- Dates: Asynchronous online: June 15-27, 2025 (10 hours | In-person: July 2-5 July, 2025 (approx. 29 hours: 6 hrs per day, plus 1-2 plenary sessions)
- Instructors: Dr. Teresa Dobson, Dr. Jen Jenson, Dr. Sam McCready
- Location: Virtual (synchronous and asynchronous) and in-person on the UBC Vancouver campus
- Please note: students must have already completed ETEC 500 to take a MET Summer Institute
Intelligence has always been an artificial construct, and no more so than when being used to refer to what is now broadly being defined and organized as “artificial intelligence” (AI). First coined by John McCarthy in the 1950s, AI refers to a machine or algorithm that mimics human intelligence. Machines can, sort of, mimic human intelligence, but not without a whole lot of human input (think meta and training data). In fact, so much human input is used in these “artificially intelligent” systems, that Kate Crawford convincingly argues such systems are “neither artificial nor intelligent,” and comments extensively on wider social structures and systems of power that are in flux as AI encroaches upon and disrupts existing political, economic, social, and educational frameworks (Crawford, 2021).
In 2025, few people will not have heard of generative AI (Gen AI) and its uses for creating content (Chat GPT, Co-Pilot, Gemini, images [Dalle-E], and music [AVIA], for example). In this course, we will explore Gen AI from the form it is in as of June/July 2025: its application/s, uses, biases, and blind spots. Taking an exploratory approach, we will examine how GenAI is used in our everyday realities, whether at home, school, or work, with a view to understanding the affordances and limitations of GenAI for learning and teaching. GenAI is already coming to dominate information and media spaces – our task is to understand what this means now and in the near future.

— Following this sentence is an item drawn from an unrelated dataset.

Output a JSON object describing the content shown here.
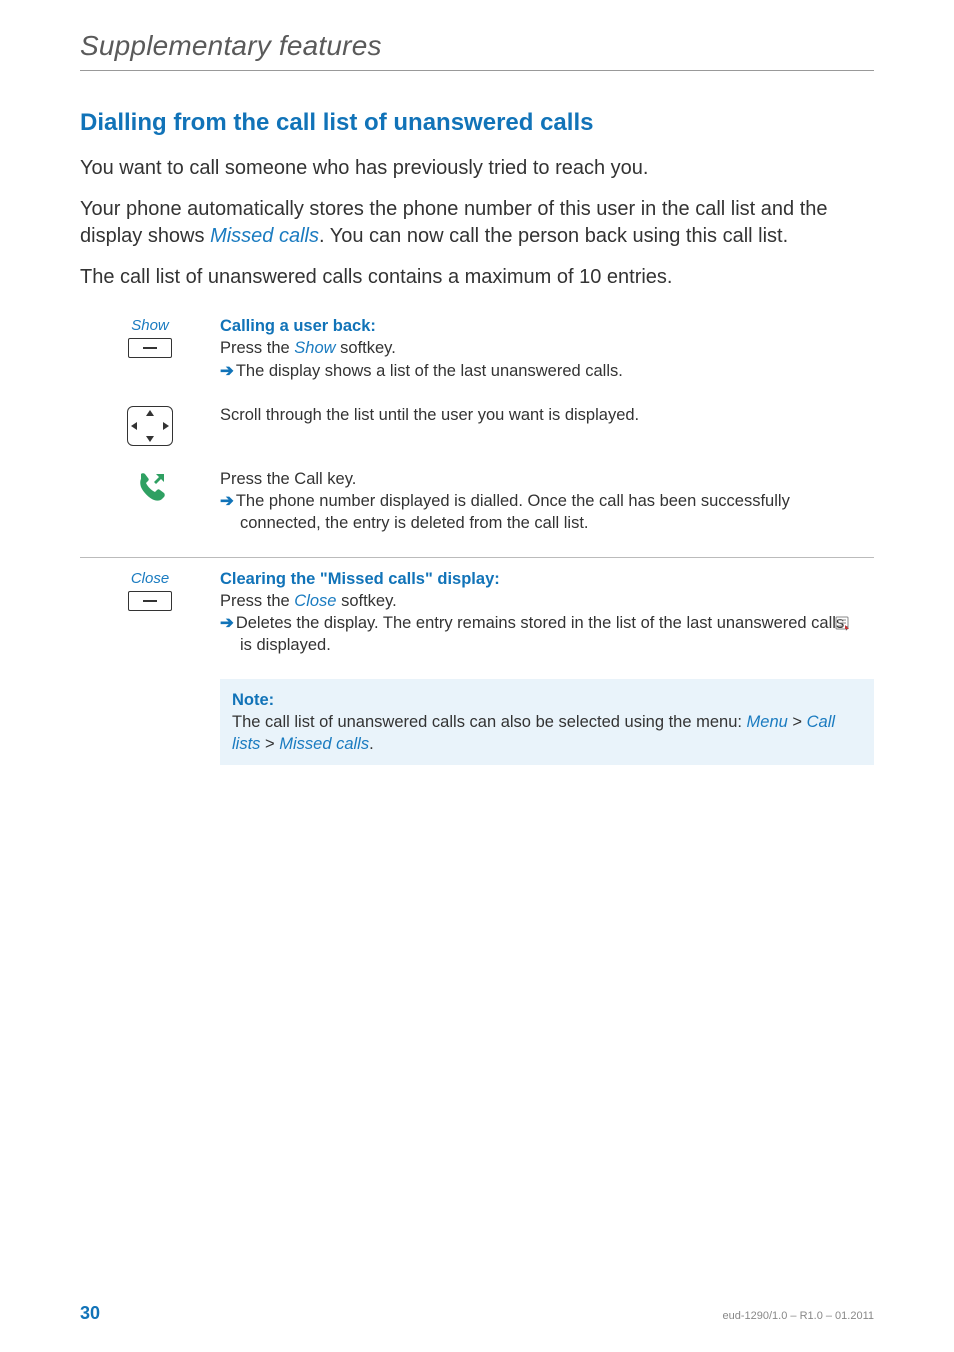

The deeply problematic positive vision of AI futures for education (or automation, or institutional efficiency) are at this point well-rehearsed and offer little in the way of a critical point of entry aimed at better understanding what GenAI does, what it costs, and why it matters. To address this, we will investigate the sustainability of AI, including the costs to power a single search, the resources it takes to maintain AI, as well as the costs in human suffering to “train” the data. Readings will include general and politically nuanced accounts of “AI”, as well as specific readings on its use/s in education, medicine, and business. Students will be invited to explore potential applications, challenges and ethical considerations of using Gen AI in educational contexts, as well as the wider technological, ethical, social, and political implications of Gen AI use.